Par cet amendement, le groupe la France insoumise entend supprimer les alinéas 9 et 10 de l’article unique.
Ces alinéas concernent les règlements dits « filtrage » (2024/1352 et 2024/1356). Ces derniers introduisent une nouvelle procédure de tri des exilé.e.s, dès leur arrivée sur le territoire de l’Union européenne.
Ce filtrage est inspiré du modèle des « hotspots » en vigueur en Grèce et en Italie. Ces « hotspots » sont des centres d'accueil de migrants développés à partir de 2015 par l'Union européenne. Installés aux frontières extérieures de l'Union européenne, ils accueillent les migrants et demandeurs d'asile arrivant dans l'Union par la mer, en Italie et en Grèce. Dans chaque "hotspot", les autorités nationales et les fonctionnaires européens accueillent, identifient, enregistrent et prennent les empreintes digitales des arrivants.

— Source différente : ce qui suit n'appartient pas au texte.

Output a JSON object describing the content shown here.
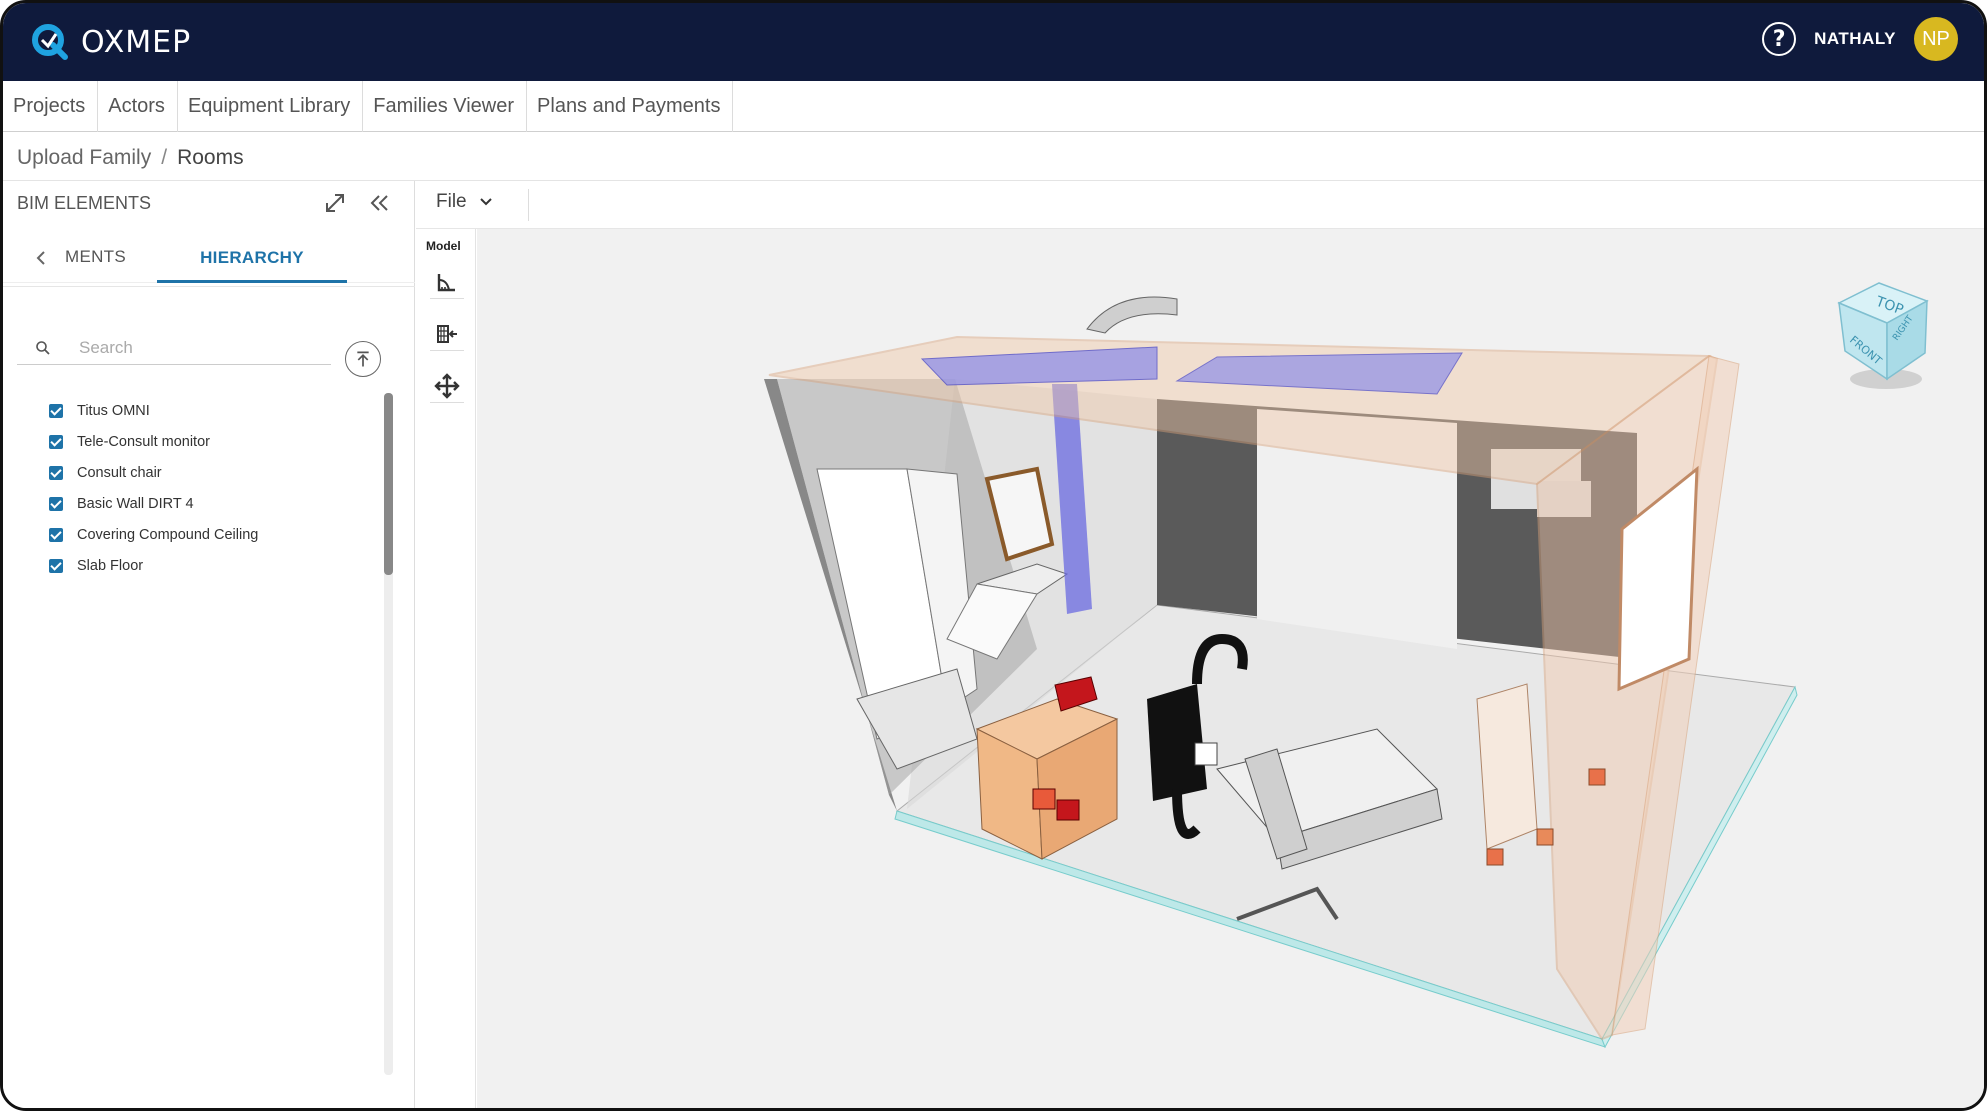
{
  "app": {
    "brand": "OXMEP"
  },
  "user": {
    "name": "NATHALY",
    "initials": "NP"
  },
  "nav": {
    "items": [
      "Projects",
      "Actors",
      "Equipment Library",
      "Families Viewer",
      "Plans and Payments"
    ]
  },
  "breadcrumb": {
    "parent": "Upload Family",
    "separator": "/",
    "current": "Rooms"
  },
  "left_panel": {
    "title": "BIM ELEMENTS",
    "tabs": {
      "prev": "MENTS",
      "active": "HIERARCHY"
    },
    "search": {
      "placeholder": "Search",
      "value": ""
    },
    "tree": [
      {
        "label": "Titus OMNI",
        "checked": true
      },
      {
        "label": "Tele-Consult monitor",
        "checked": true
      },
      {
        "label": "Consult chair",
        "checked": true
      },
      {
        "label": "Basic Wall DIRT  4",
        "checked": true
      },
      {
        "label": "Covering Compound Ceiling",
        "checked": true
      },
      {
        "label": "Slab Floor",
        "checked": true
      }
    ]
  },
  "viewer": {
    "file_menu": "File",
    "tool_title": "Model",
    "tools": [
      "measure-icon",
      "section-icon",
      "pan-icon"
    ],
    "viewcube": {
      "top": "TOP",
      "front": "FRONT",
      "right": "RIGHT"
    }
  },
  "colors": {
    "topbar": "#0f1a3c",
    "accent": "#1e73a8",
    "avatar": "#d8b820"
  }
}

Désormais, ces « hotspots » seront généralisés à tous les exilé.e.s dans tout le territoire de l’Union européenne.
Cette procédure de tri, préalable aux procédures d’asile, se traduira en réalité par une privation massive de libertés de tous les exilés, pendant 7 jours, afin d’effectuer des contrôles d’identité et de sécurité, ainsi qu’une évaluation des vulnérabilités sur le plan médical. Cela comporte clairement un risque accru de violation des droits fondamentaux des éxilé.e.s.
Cette procédure de filtrage ne sera que la première procédure inhumaine pour de nombreux exilé·es qui se verront orienter ensuite vers des procédures d’asile ou de retour, mais toujours en détention.

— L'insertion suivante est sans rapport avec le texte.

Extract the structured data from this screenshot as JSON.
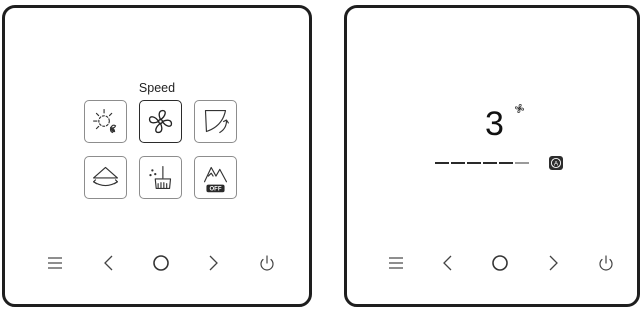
{
  "left_panel": {
    "title": "Speed",
    "tiles": [
      {
        "name": "light-fan-icon",
        "selected": false
      },
      {
        "name": "fan-icon",
        "selected": true
      },
      {
        "name": "swing-arc-icon",
        "selected": false
      },
      {
        "name": "dome-swing-icon",
        "selected": false
      },
      {
        "name": "clean-brush-icon",
        "selected": false
      },
      {
        "name": "mountain-off-icon",
        "selected": false,
        "badge": "OFF"
      }
    ]
  },
  "right_panel": {
    "speed_value": "3",
    "speed_level": 5,
    "speed_max": 6,
    "mode_badge": "A"
  },
  "nav_icons": [
    "menu-icon",
    "chevron-left-icon",
    "circle-icon",
    "chevron-right-icon",
    "power-icon"
  ],
  "colors": {
    "border": "#1e1e1e",
    "icon": "#333333",
    "segment_on": "#2a2a2a",
    "segment_off": "#9a9a9a"
  }
}
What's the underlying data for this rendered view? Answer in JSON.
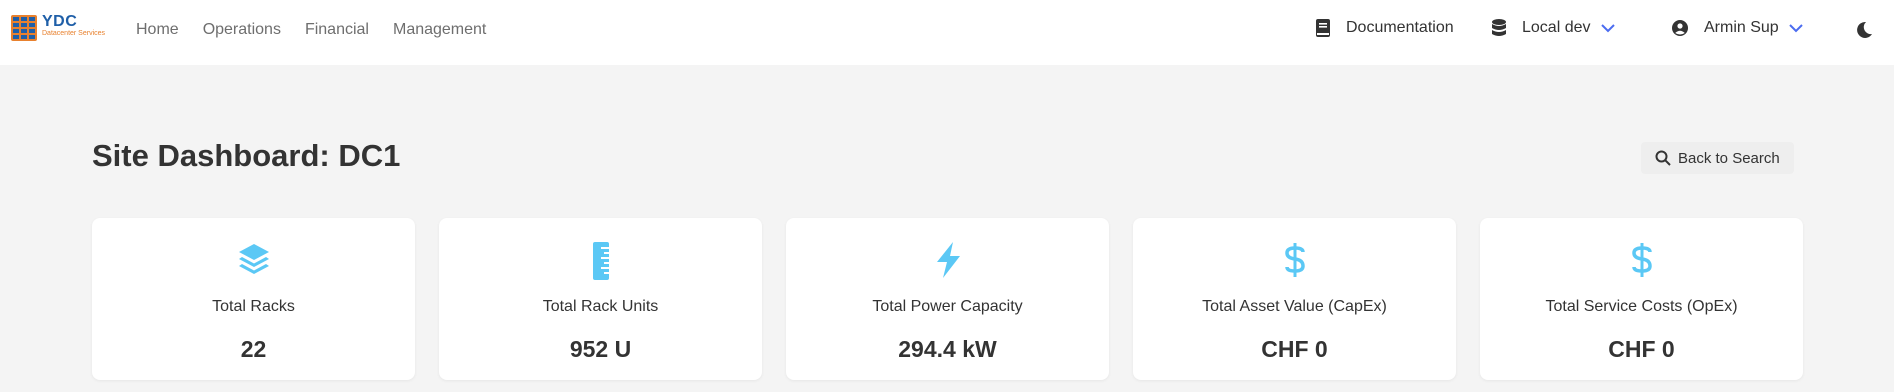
{
  "brand": {
    "title": "YDC",
    "subtitle": "Datacenter Services"
  },
  "nav": {
    "links": [
      "Home",
      "Operations",
      "Financial",
      "Management"
    ],
    "documentation": "Documentation",
    "environment": "Local dev",
    "user": "Armin Sup"
  },
  "page": {
    "title": "Site Dashboard: DC1",
    "back_button": "Back to Search"
  },
  "cards": [
    {
      "icon": "layers-icon",
      "label": "Total Racks",
      "value": "22"
    },
    {
      "icon": "ruler-icon",
      "label": "Total Rack Units",
      "value": "952 U"
    },
    {
      "icon": "bolt-icon",
      "label": "Total Power Capacity",
      "value": "294.4 kW"
    },
    {
      "icon": "dollar-icon",
      "label": "Total Asset Value (CapEx)",
      "value": "CHF 0"
    },
    {
      "icon": "dollar-icon",
      "label": "Total Service Costs (OpEx)",
      "value": "CHF 0"
    }
  ],
  "colors": {
    "accent": "#4b6cf0",
    "card_icon": "#5bc8f5",
    "logo_blue": "#1f5fa8",
    "logo_orange": "#e8812e"
  }
}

Les enjeux sont d’autant plus importants que les mineur.es, accompagné.es de leurs parents ou non accompagné.es, sont également concerné.es par ces procédures à partir de l’âge de 6 ans, alors même que ces dernier.es étaient, jusqu’alors, supposé.es être préservé.es de la rétention administrative. Les mineurs seront désormais considérés comme des étrangers à filtrer et à empêcher à tout prix de rentrer dans le territoire de l’Union européenne, plutôt que comme des personnes mineures vulnérables à protéger. Ainsi, avec ce texte, l’Union européenne contrevient de façon claire et assumée à plusieurs droits fondamentaux de la Convention Internationale des Droits de l’Enfant (CIDE), notamment le droit à la protection, le droit d’avoir un refuge et le droit d’être protégé contre toute forme de discrimination, entre autres.
Ainsi, le groupe la France insoumise propose la suppression de ces alinéas, afin d’exclure du périmètre des ordonnances les règlements dits « filtrage ».